Berszán builds up the immediate environment of objects around his bodies made of black silicone: tubs, tables, beds, a room framed by iron bars. He surrounds the forms reminiscent of human bodies with a realistic space, and places it in a specific situation, thus producing environments that may call to mind Georges Segal’s groups of sculptures or Edward Kienholz’s object-collages. However, as opposed to the realism of these genre-forming artists, Berszán produces stylized human forms: the contours of the body – following the picturesque gestures of the paintings on the walls – are drawn by the layered bands of silicone. The enclosing spaces, similarly to the frames of classic board paintings, function as boundaries: they cut out the represented object (the human being) from the real world. These enclosing spaces also serve as a medium that holds, albeit at the price of fixing the floating bodies, that is, stretching them in these frames. The rusty steel structures of the spatial frames especially highlight the stretching wires, the screws and rollers, those technical devices that contrast the reduced, black, abstract human forms, and express the power of gravity on physical existence. The sight of these stretched beings necessarily evokes the pictures of the iconographic tradition of Christ’s crucifixion.
The biomorph body-fragments are presented in tubs filled with water and in “water-tables” on stands: the decaying forms of human organs and limbs protrude from an undulating, reflective surface. The concrete and black plastic objects remind one of coffins, yet the edges of the box shapes seem to have eroded: instead of angularity, one encounters the outlines of decomposing human bodies. The site-specific installation enlarges and repeats the motifs of the spatial frame and the coffin. Yet, when the visitor enters the enclosing box of the installation, one does not meet the hardness of wood (or any other firm building material), but rather the squirming fibres of black silicone bands.

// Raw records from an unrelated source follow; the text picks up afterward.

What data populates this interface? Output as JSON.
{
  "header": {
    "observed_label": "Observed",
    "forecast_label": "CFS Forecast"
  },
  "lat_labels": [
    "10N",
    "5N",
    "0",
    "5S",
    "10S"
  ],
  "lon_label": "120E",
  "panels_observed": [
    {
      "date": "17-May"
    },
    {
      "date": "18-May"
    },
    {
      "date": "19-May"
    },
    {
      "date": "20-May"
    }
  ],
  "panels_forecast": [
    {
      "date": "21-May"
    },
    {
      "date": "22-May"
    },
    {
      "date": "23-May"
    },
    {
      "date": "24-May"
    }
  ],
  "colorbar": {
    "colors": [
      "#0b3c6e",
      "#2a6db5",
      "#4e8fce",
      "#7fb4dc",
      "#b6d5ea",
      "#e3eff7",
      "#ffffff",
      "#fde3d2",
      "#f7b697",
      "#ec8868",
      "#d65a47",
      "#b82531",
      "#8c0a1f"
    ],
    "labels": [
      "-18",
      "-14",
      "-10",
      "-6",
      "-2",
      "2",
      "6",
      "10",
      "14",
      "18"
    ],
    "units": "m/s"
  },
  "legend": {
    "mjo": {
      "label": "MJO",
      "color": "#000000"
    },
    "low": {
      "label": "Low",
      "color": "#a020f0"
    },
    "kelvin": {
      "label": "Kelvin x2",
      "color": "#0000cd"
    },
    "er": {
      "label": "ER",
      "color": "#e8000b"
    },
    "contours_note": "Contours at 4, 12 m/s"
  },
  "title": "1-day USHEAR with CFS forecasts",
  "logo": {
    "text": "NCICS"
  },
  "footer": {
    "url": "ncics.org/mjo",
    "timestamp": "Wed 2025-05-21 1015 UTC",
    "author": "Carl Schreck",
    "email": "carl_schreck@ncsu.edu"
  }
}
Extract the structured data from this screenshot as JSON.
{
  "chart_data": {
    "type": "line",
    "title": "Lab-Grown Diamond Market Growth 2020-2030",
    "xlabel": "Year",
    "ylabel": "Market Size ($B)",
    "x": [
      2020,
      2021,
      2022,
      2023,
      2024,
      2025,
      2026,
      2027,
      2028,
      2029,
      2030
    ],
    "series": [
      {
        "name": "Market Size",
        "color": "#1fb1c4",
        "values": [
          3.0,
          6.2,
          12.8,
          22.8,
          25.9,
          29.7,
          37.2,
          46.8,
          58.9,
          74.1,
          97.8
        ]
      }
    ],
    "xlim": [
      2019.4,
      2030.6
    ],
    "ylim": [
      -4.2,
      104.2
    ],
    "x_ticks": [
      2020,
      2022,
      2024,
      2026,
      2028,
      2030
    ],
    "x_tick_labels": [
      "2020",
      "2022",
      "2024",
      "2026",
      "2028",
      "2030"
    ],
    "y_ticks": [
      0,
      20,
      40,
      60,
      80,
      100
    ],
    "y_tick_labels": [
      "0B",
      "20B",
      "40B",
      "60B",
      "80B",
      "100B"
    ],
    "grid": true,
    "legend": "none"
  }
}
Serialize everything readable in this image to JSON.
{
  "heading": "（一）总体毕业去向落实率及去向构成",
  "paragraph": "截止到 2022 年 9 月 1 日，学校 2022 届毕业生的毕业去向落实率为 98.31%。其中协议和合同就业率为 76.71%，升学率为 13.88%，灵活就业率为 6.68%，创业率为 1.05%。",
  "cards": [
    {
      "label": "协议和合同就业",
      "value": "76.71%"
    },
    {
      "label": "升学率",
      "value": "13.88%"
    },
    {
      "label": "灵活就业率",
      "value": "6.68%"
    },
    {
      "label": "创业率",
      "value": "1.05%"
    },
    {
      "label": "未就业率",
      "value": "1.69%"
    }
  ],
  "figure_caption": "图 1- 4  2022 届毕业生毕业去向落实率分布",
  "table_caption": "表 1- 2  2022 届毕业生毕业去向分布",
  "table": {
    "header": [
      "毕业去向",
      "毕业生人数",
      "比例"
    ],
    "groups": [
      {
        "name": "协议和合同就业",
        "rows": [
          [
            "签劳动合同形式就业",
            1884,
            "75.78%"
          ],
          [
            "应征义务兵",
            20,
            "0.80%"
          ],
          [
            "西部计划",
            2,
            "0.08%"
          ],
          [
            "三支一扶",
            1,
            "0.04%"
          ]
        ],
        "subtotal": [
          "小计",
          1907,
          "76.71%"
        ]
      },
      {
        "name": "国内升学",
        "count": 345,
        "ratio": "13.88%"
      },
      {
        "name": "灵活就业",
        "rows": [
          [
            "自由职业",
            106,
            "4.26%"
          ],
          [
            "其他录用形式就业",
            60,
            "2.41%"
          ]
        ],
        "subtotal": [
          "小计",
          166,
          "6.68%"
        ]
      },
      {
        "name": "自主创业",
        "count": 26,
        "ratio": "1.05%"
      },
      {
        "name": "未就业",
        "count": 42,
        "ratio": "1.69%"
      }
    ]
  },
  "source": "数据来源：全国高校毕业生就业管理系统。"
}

All the objects exhibited here represent decomposing bodily forms. These are no longer real objects, but rather “collapsed objects.” These are bodily remains that twist one’s proper selfhood, as they force us to face our own demise. As Julia Kristeva puts it in one of her essays: “The corpse, the most terrifying waste, forms a boundary that reaches everything. Here I am not the one who makes something abject: I become abject.”